Kids with guns: Should the armed forces encourage young people to interact with weapons and military vehicles?
Local Quakers in Chester grew concerned about the Armed Forces bringing weapons into the town centre, and children being allowed to play with them, at recruitment events such as ‘Reserves Day’ or at times not particularity coinciding with an event. The Quaker Meeting supported 3 Friends as they worked on this concern on their behalf.
My lasting impression is of a two-year old (or thereabouts) standing on the seat of a land rover, trying to manoeuvre a gun at least twice as long as he was.
Examples of the weapons and military vehicles from 2017 included:
‘On the last occasion I encountered a stand outside the Town Hall there was a military quad bike, a missile launcher that “took out tanks”, a smaller version for easier targets and a soldier in full camouflage (painted face, netting cover and woven in greenery). The occasion before that there was a Jeep with a long range gun mounted on the back. Children were attracted to this military hardware and encouraged to sit on the quad bike and handle the missile launchers’.
On Reserves Day: ‘I was appalled to see the army in Bridge Street today, allowing small children to play with real guns. My lasting impression is of a two-year old (or thereabouts) standing on the seat of a land rover, trying to manoeuvre a gun at least twice as long as he was.’
Chester West and Chester Council have stated that they are ‘keen to support our Armed Forces in promoting the military as a potential career opportunity.’ (correspondence with local Quakers, 2017)
Initially a letter was sent to the company to whom Chester and Cheshire West Council outsource the hiring of public spaces. This company pointed them in the direction of the Armed Forces Champion. A meeting including the council’s Armed Forces Champion and the Armed Forces Covenant Coordinator ended with the Quakers being directed to the Army themselves.
In 2018, they organised a meeting with the Army to discuss children, weapons and public spaces, in which it was informally stated that the Armed Forces Covenant ensures that the council support the armed forces. It was also suggested that because the Army pay for the hire of the public space, they are free to do what they are doing (meaning they only abide by the same conditions of hire as any other group would). Nonetheless, the personnel said that the Quakers would have to contact the government, not the Armed Forces, to continue to challenge this activity.
The group therefore felt discouraged from pursuing the matter with the council. They felt that from the beginning they had been passed from one organisation to another, all of whom were ‘very polite and giving us a chance to be heard, but like street demonstrations – managed with an intent to ignore.’

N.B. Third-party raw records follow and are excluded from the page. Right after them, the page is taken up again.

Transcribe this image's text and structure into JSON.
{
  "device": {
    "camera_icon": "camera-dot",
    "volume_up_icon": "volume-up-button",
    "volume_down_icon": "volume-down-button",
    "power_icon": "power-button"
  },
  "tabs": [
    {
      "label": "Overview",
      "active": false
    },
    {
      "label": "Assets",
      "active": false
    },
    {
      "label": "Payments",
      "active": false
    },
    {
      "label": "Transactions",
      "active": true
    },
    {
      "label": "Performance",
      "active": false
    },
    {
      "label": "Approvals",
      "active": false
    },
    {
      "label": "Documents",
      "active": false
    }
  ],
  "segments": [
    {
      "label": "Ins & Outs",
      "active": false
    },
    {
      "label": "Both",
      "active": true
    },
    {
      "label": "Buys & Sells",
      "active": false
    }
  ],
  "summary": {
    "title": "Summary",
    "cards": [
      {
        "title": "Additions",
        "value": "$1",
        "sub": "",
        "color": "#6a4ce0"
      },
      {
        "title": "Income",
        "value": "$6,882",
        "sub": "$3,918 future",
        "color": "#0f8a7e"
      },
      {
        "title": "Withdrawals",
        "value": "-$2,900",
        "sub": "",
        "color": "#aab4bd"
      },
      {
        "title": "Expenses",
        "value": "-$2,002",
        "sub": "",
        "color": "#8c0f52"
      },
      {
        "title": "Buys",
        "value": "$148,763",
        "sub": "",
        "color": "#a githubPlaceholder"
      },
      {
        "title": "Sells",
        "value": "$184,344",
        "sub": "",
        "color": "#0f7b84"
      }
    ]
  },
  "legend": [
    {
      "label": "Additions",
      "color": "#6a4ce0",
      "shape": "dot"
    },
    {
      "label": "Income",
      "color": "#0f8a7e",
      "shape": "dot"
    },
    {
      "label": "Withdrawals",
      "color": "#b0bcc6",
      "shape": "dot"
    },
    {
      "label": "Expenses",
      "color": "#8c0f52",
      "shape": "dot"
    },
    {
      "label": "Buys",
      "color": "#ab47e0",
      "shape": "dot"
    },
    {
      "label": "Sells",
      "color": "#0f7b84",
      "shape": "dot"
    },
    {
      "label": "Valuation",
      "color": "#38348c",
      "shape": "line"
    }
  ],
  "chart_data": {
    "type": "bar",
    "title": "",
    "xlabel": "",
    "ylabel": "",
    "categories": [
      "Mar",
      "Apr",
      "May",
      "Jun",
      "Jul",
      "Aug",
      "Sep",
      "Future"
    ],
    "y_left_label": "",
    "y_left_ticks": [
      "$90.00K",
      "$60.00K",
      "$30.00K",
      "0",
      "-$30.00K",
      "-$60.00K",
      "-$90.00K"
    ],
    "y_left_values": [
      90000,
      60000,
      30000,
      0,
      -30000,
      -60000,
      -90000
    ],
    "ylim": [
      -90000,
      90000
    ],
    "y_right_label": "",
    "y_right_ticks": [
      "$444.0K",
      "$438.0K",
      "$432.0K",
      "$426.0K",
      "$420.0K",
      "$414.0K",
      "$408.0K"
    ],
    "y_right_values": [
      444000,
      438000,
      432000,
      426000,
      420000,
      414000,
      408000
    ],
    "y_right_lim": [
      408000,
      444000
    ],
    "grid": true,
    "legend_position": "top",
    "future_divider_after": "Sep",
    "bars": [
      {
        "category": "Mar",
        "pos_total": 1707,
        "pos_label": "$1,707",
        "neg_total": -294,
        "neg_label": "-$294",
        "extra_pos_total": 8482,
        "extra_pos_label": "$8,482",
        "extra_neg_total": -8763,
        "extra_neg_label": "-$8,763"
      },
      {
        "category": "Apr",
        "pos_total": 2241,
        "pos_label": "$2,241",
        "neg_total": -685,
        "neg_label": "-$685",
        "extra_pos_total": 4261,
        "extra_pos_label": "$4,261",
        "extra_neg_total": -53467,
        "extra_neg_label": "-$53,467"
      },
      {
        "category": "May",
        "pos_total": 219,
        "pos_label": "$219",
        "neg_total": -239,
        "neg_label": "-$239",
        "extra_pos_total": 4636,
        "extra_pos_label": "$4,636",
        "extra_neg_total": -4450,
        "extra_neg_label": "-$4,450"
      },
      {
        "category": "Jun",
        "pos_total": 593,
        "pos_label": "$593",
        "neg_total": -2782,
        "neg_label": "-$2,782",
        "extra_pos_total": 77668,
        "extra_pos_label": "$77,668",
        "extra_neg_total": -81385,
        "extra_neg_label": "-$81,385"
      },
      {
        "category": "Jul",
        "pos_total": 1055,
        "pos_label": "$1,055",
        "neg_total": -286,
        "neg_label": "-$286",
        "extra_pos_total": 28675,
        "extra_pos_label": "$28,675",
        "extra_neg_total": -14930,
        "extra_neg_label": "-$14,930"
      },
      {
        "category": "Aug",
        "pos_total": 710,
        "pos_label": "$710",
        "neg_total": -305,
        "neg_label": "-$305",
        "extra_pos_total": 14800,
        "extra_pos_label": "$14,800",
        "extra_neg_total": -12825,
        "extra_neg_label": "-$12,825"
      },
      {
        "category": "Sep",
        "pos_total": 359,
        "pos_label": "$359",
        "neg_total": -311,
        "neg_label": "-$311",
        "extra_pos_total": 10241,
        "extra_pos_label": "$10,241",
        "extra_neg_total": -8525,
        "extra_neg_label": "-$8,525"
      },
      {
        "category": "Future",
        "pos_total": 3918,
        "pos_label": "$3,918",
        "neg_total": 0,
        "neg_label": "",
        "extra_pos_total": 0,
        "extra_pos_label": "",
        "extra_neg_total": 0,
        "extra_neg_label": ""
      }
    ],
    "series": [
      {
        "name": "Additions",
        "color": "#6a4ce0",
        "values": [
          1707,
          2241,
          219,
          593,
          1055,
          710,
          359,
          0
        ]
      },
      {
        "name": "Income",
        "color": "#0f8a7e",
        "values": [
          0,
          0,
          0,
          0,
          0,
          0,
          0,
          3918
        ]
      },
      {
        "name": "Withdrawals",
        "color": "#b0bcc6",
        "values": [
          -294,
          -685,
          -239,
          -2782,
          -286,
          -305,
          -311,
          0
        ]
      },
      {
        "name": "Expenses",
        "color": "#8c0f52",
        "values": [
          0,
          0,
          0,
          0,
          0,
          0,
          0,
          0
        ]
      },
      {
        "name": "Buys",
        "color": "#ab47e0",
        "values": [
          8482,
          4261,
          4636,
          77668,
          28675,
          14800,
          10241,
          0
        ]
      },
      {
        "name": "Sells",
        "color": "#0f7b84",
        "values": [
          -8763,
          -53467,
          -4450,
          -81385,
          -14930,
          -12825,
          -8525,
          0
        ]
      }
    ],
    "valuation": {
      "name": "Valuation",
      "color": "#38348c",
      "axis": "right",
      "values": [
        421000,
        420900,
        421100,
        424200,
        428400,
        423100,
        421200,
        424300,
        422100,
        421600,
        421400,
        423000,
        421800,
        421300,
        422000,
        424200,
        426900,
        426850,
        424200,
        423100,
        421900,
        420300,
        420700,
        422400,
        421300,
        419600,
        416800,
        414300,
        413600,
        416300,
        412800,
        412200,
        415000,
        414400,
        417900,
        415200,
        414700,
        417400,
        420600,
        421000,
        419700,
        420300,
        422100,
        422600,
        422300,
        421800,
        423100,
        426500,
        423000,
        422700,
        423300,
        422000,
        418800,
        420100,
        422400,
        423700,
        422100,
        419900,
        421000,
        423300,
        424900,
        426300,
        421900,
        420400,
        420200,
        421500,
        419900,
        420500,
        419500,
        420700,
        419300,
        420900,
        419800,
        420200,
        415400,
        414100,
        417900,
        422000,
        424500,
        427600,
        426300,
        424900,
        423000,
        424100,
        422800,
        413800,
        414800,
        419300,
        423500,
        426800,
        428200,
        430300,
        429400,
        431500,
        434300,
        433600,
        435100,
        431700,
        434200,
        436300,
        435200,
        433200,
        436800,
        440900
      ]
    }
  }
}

‘In accordance with policy, no children under the age of 16 years old are permitted to hold a weapon without their parent or guardian’s consent. This is always made clear, immediately prior to the event, to all serving personnel manning stands.’
Letter from Quaker to the Assistant Head of Safeguarding of the DCYP, 02/08/2018
Through the Quaker network, the Chester group then learned of correspondence received in another area of the country. They wrote to the Ministry of Defence’s Directorate of Children and Young People (DCYP), which focuses on issues related to service children and young people, including safeguarding, and received a letter of response from the Army Secretariat. Included in that response was the following: ‘In accordance with policy, no children under the age of 16 years old are permitted to hold a weapon without their parent or guardian’s consent. This is always made clear, immediately prior to the event, to all serving personnel manning stands (letter from Quaker to the Assistant Head of Safeguarding of the DCYP, 2 August 2018).
What had been mentioned at the meeting between Chester Quakers and the Army was that handling weapons was the parents’ or guardian’s responsibility with nothing explicitly said about children whose parent or guardian might not be around at the time, or how the military ensure that parental/guardian consent was given. They were therefore concerned as to whether this policy was being communicated as it should be.
Chester Quakers then wrote to the colonel they had met from the Army seeking to clarify their safeguarding requirements. If the letter was received they did not get a reply.
Chester Quakers also wrote to the Cheshire West and Chester Local Safeguarding Children’s Board. While the Board responded that they did not regard this as a safeguarding issue ‘in the true sense’, they would seek assurance that the armed forces have the right safeguarding policies and practices in place.